Fortunately, I’ve been a scuba diver for many years, and I was able to describe from personal experience the light and the visibility and the currents one often encounters beneath the waves. I went to the websites of dive companies which operate in waters I didn’t know, like the Vancouver Island area, and I studied their photos and read comments from their guests to collect more visceral details to convey what it’s like swimming around in such cold, dark waters.

Even though the entire premise of humans breathing water may seem preposterous to some, I wanted to make it seem as believable as possible. I had to do a ton of research and found out that what we can already do in terms of genetic engineering is both amazing and frightening.

We truly are on the brink of being able to create custom-designed children and genetically-enhanced super soldiers.
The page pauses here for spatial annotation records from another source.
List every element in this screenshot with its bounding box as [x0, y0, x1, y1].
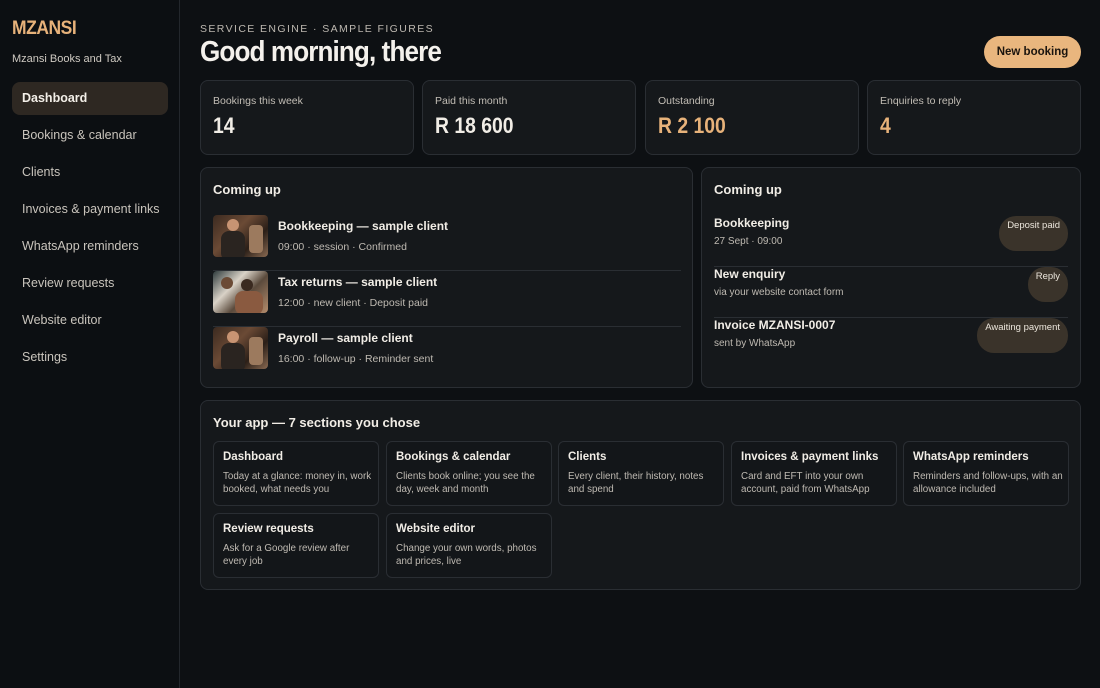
module-card-reviews[interactable]: Review requests Ask for a Google review …: [213, 513, 379, 578]
module-description: Every client, their history, notes and s…: [568, 471, 704, 495]
sidebar-item-whatsapp[interactable]: WhatsApp reminders: [12, 230, 168, 263]
task-item[interactable]: Invoice MZANSI-0007 sent by WhatsApp Awa…: [714, 318, 1068, 369]
module-card-website-editor[interactable]: Website editor Change your own words, ph…: [386, 513, 552, 578]
stat-label: Outstanding: [658, 95, 715, 107]
brand-subtitle: Mzansi Books and Tax: [12, 53, 122, 65]
stat-value: R 2 100: [658, 113, 726, 138]
module-description: Change your own words, photos and prices…: [396, 543, 537, 567]
module-title: Review requests: [223, 523, 314, 535]
stat-value: R 18 600: [435, 113, 514, 138]
module-title: Clients: [568, 451, 607, 463]
appointment-item[interactable]: Payroll — sample client 16:00 · follow-u…: [213, 327, 681, 383]
module-card-invoices[interactable]: Invoices & payment links Card and EFT in…: [731, 441, 897, 506]
status-badge: Deposit paid: [999, 216, 1068, 251]
appointment-item[interactable]: Bookkeeping — sample client 09:00 · sess…: [213, 215, 681, 271]
module-card-clients[interactable]: Clients Every client, their history, not…: [558, 441, 724, 506]
panel-title: Coming up: [213, 182, 281, 197]
stat-card-enquiries: Enquiries to reply 4: [867, 80, 1081, 155]
module-description: Ask for a Google review after every job: [223, 543, 350, 567]
sidebar-item-clients[interactable]: Clients: [12, 156, 168, 189]
stat-value: 14: [213, 113, 235, 138]
sidebar-item-invoices[interactable]: Invoices & payment links: [12, 193, 168, 226]
page-eyebrow: SERVICE ENGINE · SAMPLE FIGURES: [200, 23, 434, 35]
task-title: New enquiry: [714, 267, 786, 281]
new-booking-button[interactable]: New booking: [984, 36, 1081, 68]
appointment-meta: 09:00 · session · Confirmed: [278, 241, 407, 253]
stat-value: 4: [880, 113, 891, 138]
brand-logo[interactable]: MZANSI: [12, 18, 77, 40]
sidebar-item-website-editor[interactable]: Website editor: [12, 304, 168, 337]
panel-title: Your app — 7 sections you chose: [213, 415, 421, 430]
stat-label: Paid this month: [435, 95, 508, 107]
appointments-panel: Coming up Bookkeeping — sample client 09…: [200, 167, 693, 388]
client-photo: [213, 327, 268, 369]
task-meta: via your website contact form: [714, 287, 844, 298]
module-title: Invoices & payment links: [741, 451, 879, 463]
stats-row: Bookings this week 14 Paid this month R …: [200, 80, 1081, 155]
task-item[interactable]: Bookkeeping 27 Sept · 09:00 Deposit paid: [714, 216, 1068, 267]
reply-button[interactable]: Reply: [1027, 267, 1068, 302]
stat-card-bookings: Bookings this week 14: [200, 80, 414, 155]
appointment-item[interactable]: Tax returns — sample client 12:00 · new …: [213, 271, 681, 327]
task-title: Invoice MZANSI-0007: [714, 318, 836, 332]
module-title: Dashboard: [223, 451, 284, 463]
appointment-title: Bookkeeping — sample client: [278, 219, 449, 233]
tasks-panel: Coming up Bookkeeping 27 Sept · 09:00 De…: [701, 167, 1081, 388]
module-description: Today at a glance: money in, work booked…: [223, 471, 372, 495]
sidebar-nav: Dashboard Bookings & calendar Clients In…: [12, 82, 168, 378]
client-photo: [213, 271, 268, 313]
task-meta: sent by WhatsApp: [714, 338, 796, 349]
sidebar-item-bookings[interactable]: Bookings & calendar: [12, 119, 168, 152]
appointment-title: Tax returns — sample client: [278, 275, 438, 289]
client-photo: [213, 215, 268, 257]
appointment-meta: 16:00 · follow-up · Reminder sent: [278, 353, 434, 365]
stat-label: Enquiries to reply: [880, 95, 962, 107]
module-description: Clients book online; you see the day, we…: [396, 471, 535, 495]
module-description: Card and EFT into your own account, paid…: [741, 471, 870, 495]
task-title: Bookkeeping: [714, 216, 790, 230]
module-card-bookings[interactable]: Bookings & calendar Clients book online;…: [386, 441, 552, 506]
module-card-dashboard[interactable]: Dashboard Today at a glance: money in, w…: [213, 441, 379, 506]
module-title: Website editor: [396, 523, 476, 535]
sidebar-item-reviews[interactable]: Review requests: [12, 267, 168, 300]
module-title: WhatsApp reminders: [913, 451, 1029, 463]
module-description: Reminders and follow-ups, with an allowa…: [913, 471, 1063, 495]
modules-panel: Your app — 7 sections you chose Dashboar…: [200, 400, 1081, 590]
module-card-whatsapp[interactable]: WhatsApp reminders Reminders and follow-…: [903, 441, 1069, 506]
stat-card-paid: Paid this month R 18 600: [422, 80, 636, 155]
task-meta: 27 Sept · 09:00: [714, 236, 783, 247]
appointment-title: Payroll — sample client: [278, 331, 413, 345]
page-title: Good morning, there: [200, 36, 442, 68]
task-item[interactable]: New enquiry via your website contact for…: [714, 267, 1068, 318]
sidebar-item-dashboard[interactable]: Dashboard: [12, 82, 168, 115]
status-badge: Awaiting payment: [977, 318, 1068, 353]
panel-title: Coming up: [714, 182, 782, 197]
appointment-meta: 12:00 · new client · Deposit paid: [278, 297, 428, 309]
sidebar: MZANSI Mzansi Books and Tax Dashboard Bo…: [0, 0, 180, 688]
stat-card-outstanding: Outstanding R 2 100: [645, 80, 859, 155]
sidebar-item-settings[interactable]: Settings: [12, 341, 168, 374]
stat-label: Bookings this week: [213, 95, 303, 107]
module-title: Bookings & calendar: [396, 451, 511, 463]
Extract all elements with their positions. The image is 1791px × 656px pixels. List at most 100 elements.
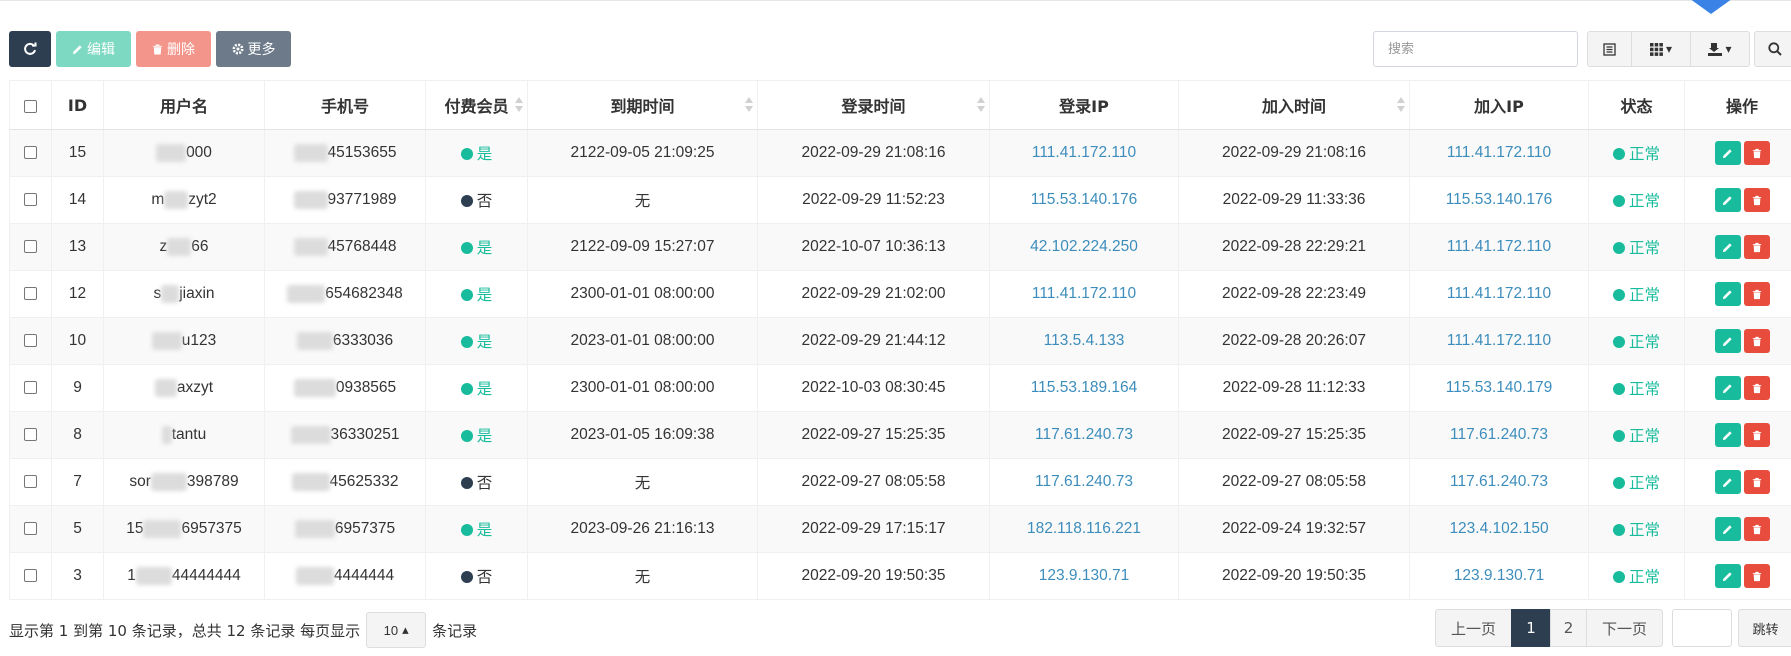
jump-page-input[interactable] [1672,609,1732,647]
search-input[interactable] [1373,31,1578,67]
join-ip-link[interactable]: 115.53.140.176 [1446,191,1553,208]
row-delete-button[interactable] [1743,564,1770,588]
row-delete-button[interactable] [1743,235,1770,259]
row-delete-button[interactable] [1743,282,1770,306]
login-ip-link[interactable]: 111.41.172.110 [1032,144,1136,161]
page-1-button[interactable]: 1 [1511,609,1551,647]
row-checkbox[interactable] [24,522,37,536]
login-ip-link[interactable]: 115.53.189.164 [1031,379,1138,396]
join-time-cell: 2022-09-28 22:23:49 [1178,270,1410,318]
table-row[interactable]: 13 z 66 45768448 是 2122-09-09 15:27:07 2022-10… [9,223,1791,271]
row-edit-button[interactable] [1714,188,1741,212]
table-row[interactable]: 8 tantu 36330251 是 2023-01-05 16:09:38 2022-0… [9,411,1791,459]
join-ip-link[interactable]: 111.41.172.110 [1447,285,1551,302]
col-join-time-header[interactable]: 加入时间 [1178,80,1410,130]
row-checkbox[interactable] [24,475,37,489]
phone-cell: 45768448 [264,223,426,271]
join-ip-link[interactable]: 117.61.240.73 [1450,426,1548,443]
row-delete-button[interactable] [1743,329,1770,353]
row-checkbox[interactable] [24,381,37,395]
username-cell: z 66 [103,223,265,271]
edit-button[interactable]: 编辑 [56,31,131,67]
login-ip-link[interactable]: 182.118.116.221 [1027,520,1141,537]
summary-text: 显示第 1 到第 10 条记录，总共 12 条记录 每页显示 [9,621,361,640]
prev-page-button[interactable]: 上一页 [1435,609,1512,647]
row-edit-button[interactable] [1714,282,1741,306]
row-checkbox[interactable] [24,428,37,442]
join-ip-link[interactable]: 115.53.140.179 [1446,379,1553,396]
more-button[interactable]: 更多 [216,31,291,67]
table-row[interactable]: 12 s jiaxin 654682348 是 2300-01-01 08:00:00 20… [9,270,1791,318]
row-edit-button[interactable] [1714,470,1741,494]
join-ip-link[interactable]: 117.61.240.73 [1450,473,1548,490]
row-checkbox[interactable] [24,569,37,583]
row-delete-button[interactable] [1743,423,1770,447]
table-row[interactable]: 9 axzyt 0938565 是 2300-01-01 08:00:00 2022-10… [9,364,1791,412]
login-ip-link[interactable]: 123.9.130.71 [1039,567,1130,584]
row-delete-button[interactable] [1743,141,1770,165]
row-edit-button[interactable] [1714,141,1741,165]
login-ip-link[interactable]: 117.61.240.73 [1035,473,1133,490]
row-checkbox[interactable] [24,334,37,348]
username-prefix: 1 [127,567,136,585]
col-login-time-header[interactable]: 登录时间 [757,80,990,130]
search-button[interactable] [1754,31,1791,67]
table-row[interactable]: 14 m zyt2 93771989 否 无 2022-09-29 11:52:23 115.… [9,176,1791,224]
col-paid-header[interactable]: 付费会员 [425,80,528,130]
paid-dot-icon [460,289,473,301]
join-ip-link[interactable]: 123.9.130.71 [1454,567,1545,584]
row-checkbox[interactable] [24,193,37,207]
login-ip-link[interactable]: 115.53.140.176 [1031,191,1138,208]
login-time-cell: 2022-09-27 15:25:35 [757,411,990,459]
pencil-icon [1722,242,1732,252]
page-size-select[interactable]: 10 ▴ [366,612,427,648]
row-checkbox[interactable] [24,287,37,301]
row-edit-button[interactable] [1714,423,1741,447]
login-ip-link[interactable]: 117.61.240.73 [1035,426,1133,443]
row-checkbox[interactable] [24,146,37,160]
card-view-button[interactable] [1587,31,1632,67]
expire-cell: 无 [527,552,758,600]
row-delete-button[interactable] [1743,188,1770,212]
refresh-button[interactable] [9,31,51,67]
export-button[interactable]: ▾ [1690,31,1750,67]
col-expire-header[interactable]: 到期时间 [527,80,758,130]
login-ip-link[interactable]: 42.102.224.250 [1030,238,1138,255]
columns-toggle-button[interactable]: ▾ [1631,31,1691,67]
trash-icon [1752,571,1761,581]
next-page-button[interactable]: 下一页 [1586,609,1663,647]
paid-cell: 否 [425,458,528,506]
row-delete-button[interactable] [1743,517,1770,541]
row-edit-button[interactable] [1714,564,1741,588]
join-ip-link[interactable]: 123.4.102.150 [1449,520,1548,537]
table-row[interactable]: 3 1 44444444 4444444 否无 2022-09-20 19:50:35 12… [9,552,1791,600]
row-delete-button[interactable] [1743,470,1770,494]
table-row[interactable]: 5 15 6957375 6957375 是 2023-09-26 21:16:13 202… [9,505,1791,553]
col-id-header[interactable]: ID [51,80,104,130]
row-edit-button[interactable] [1714,235,1741,259]
page-2-button[interactable]: 2 [1550,609,1587,647]
table-row[interactable]: 10 u123 6333036 是 2023-01-01 08:00:00 2022-09… [9,317,1791,365]
join-ip-link[interactable]: 111.41.172.110 [1447,144,1551,161]
select-all-checkbox[interactable] [24,99,37,113]
login-time-cell: 2022-09-20 19:50:35 [757,552,990,600]
row-edit-button[interactable] [1714,517,1741,541]
row-edit-button[interactable] [1714,376,1741,400]
table-row[interactable]: 7 sor 398789 45625332 否无 2022-09-27 08:05:58 1… [9,458,1791,506]
join-ip-link[interactable]: 111.41.172.110 [1447,332,1551,349]
id-cell: 5 [51,505,104,553]
row-edit-button[interactable] [1714,329,1741,353]
row-delete-button[interactable] [1743,376,1770,400]
login-ip-link[interactable]: 113.5.4.133 [1044,332,1125,349]
login-ip-link[interactable]: 111.41.172.110 [1032,285,1136,302]
col-paid-label: 付费会员 [444,97,509,116]
status-dot-icon [1612,336,1625,348]
phone-cell: 6957375 [264,505,426,553]
delete-button[interactable]: 删除 [136,31,211,67]
jump-button[interactable]: 跳转 [1738,609,1791,647]
join-time-cell: 2022-09-29 21:08:16 [1178,129,1410,177]
row-checkbox[interactable] [24,240,37,254]
join-ip-link[interactable]: 111.41.172.110 [1447,238,1551,255]
table-row[interactable]: 15 000 45153655 是 2122-09-05 21:09:25 2022-09… [9,129,1791,177]
id-cell: 7 [51,458,104,506]
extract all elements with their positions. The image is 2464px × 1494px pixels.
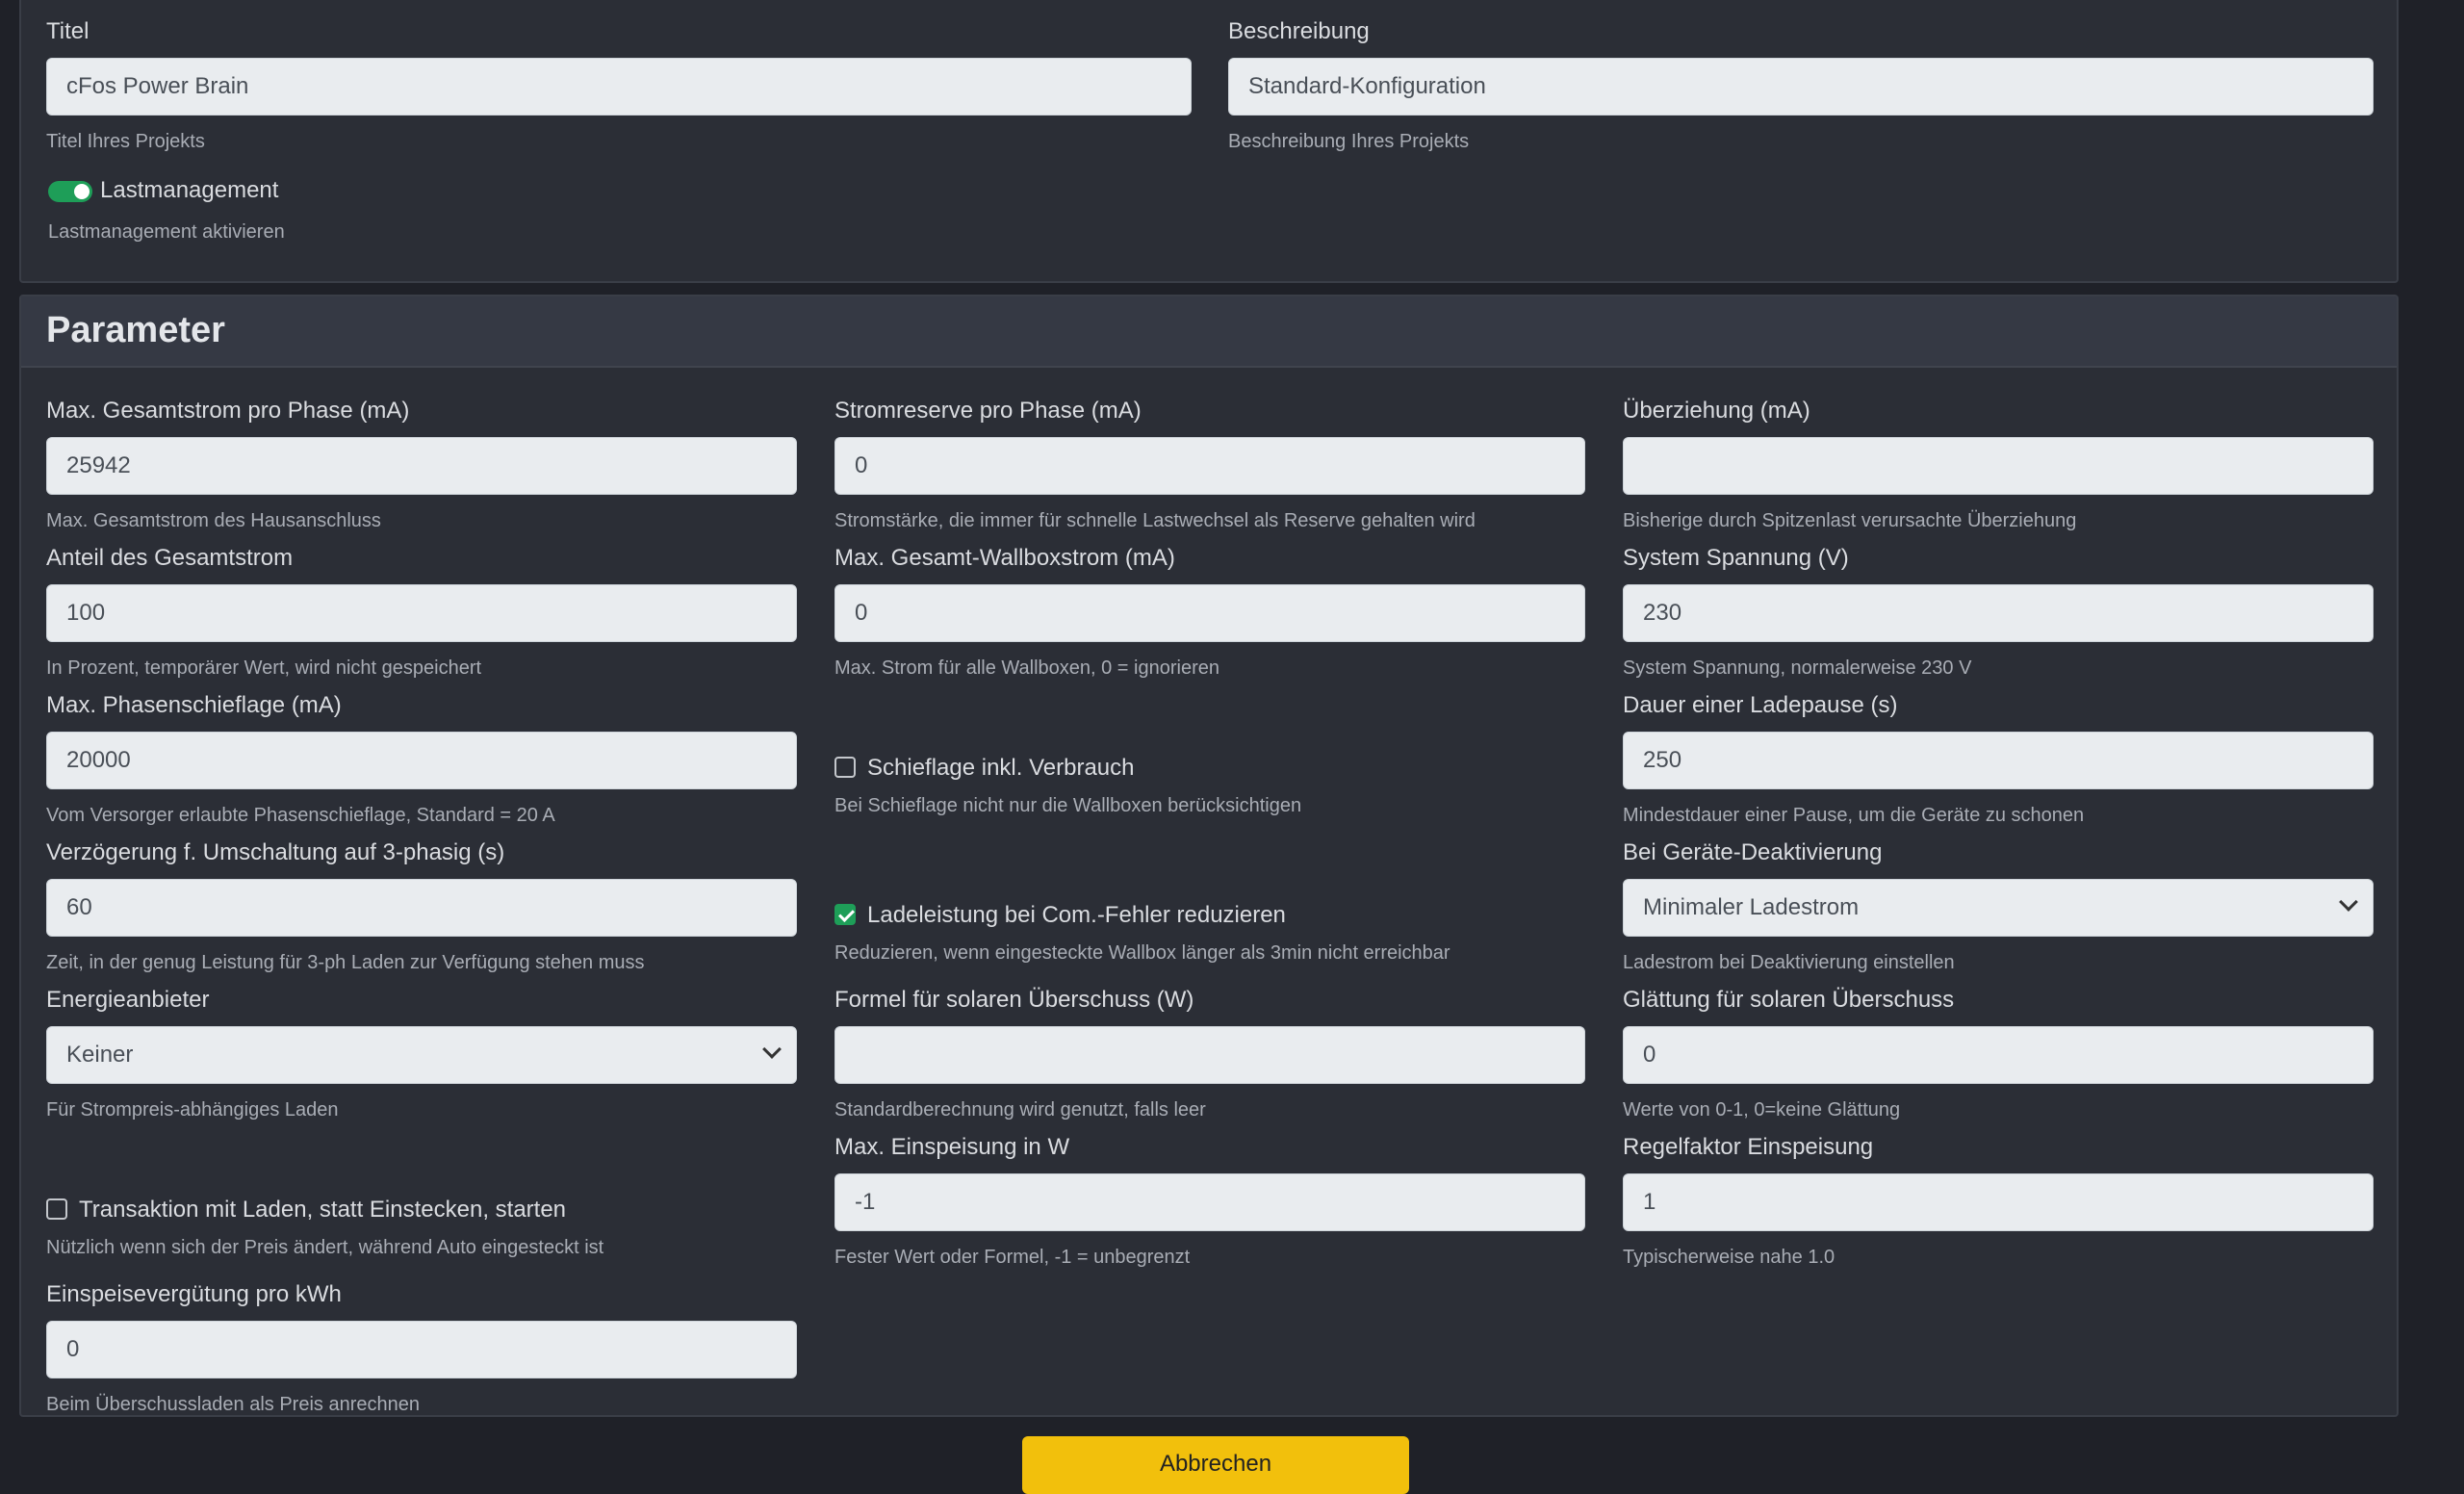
title-input[interactable]: cFos Power Brain <box>46 58 1192 116</box>
feed-in-factor-hint: Typischerweise nahe 1.0 <box>1623 1247 1835 1268</box>
reduce-on-com-error-box[interactable] <box>834 904 856 925</box>
solar-smoothing-field: Glättung für solaren Überschuss 0 Werte … <box>1623 986 2374 1120</box>
phase-imbalance-input[interactable]: 20000 <box>46 732 797 789</box>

Creating humans who can breathe in the sea isn’t preposterous at all.

Finally, I tried to tap into my own teen years and imagine what it would be like if I were fourteen and suddenly was forced to live in the ocean. What would I notice, what would astound me, and what would I miss from my life on land?

Effective world-building often comes back to the simplest details.

In one of my favorite scenes, my characters float in a circle eating their lunch of raw fish and kelp while they talk about the food from home that they miss, like ice cream and freshly-baked bread. I hope in that moment, my teen readers do realize how hard it is for my characters to have to live in this strange new undersea world for the rest of their lives.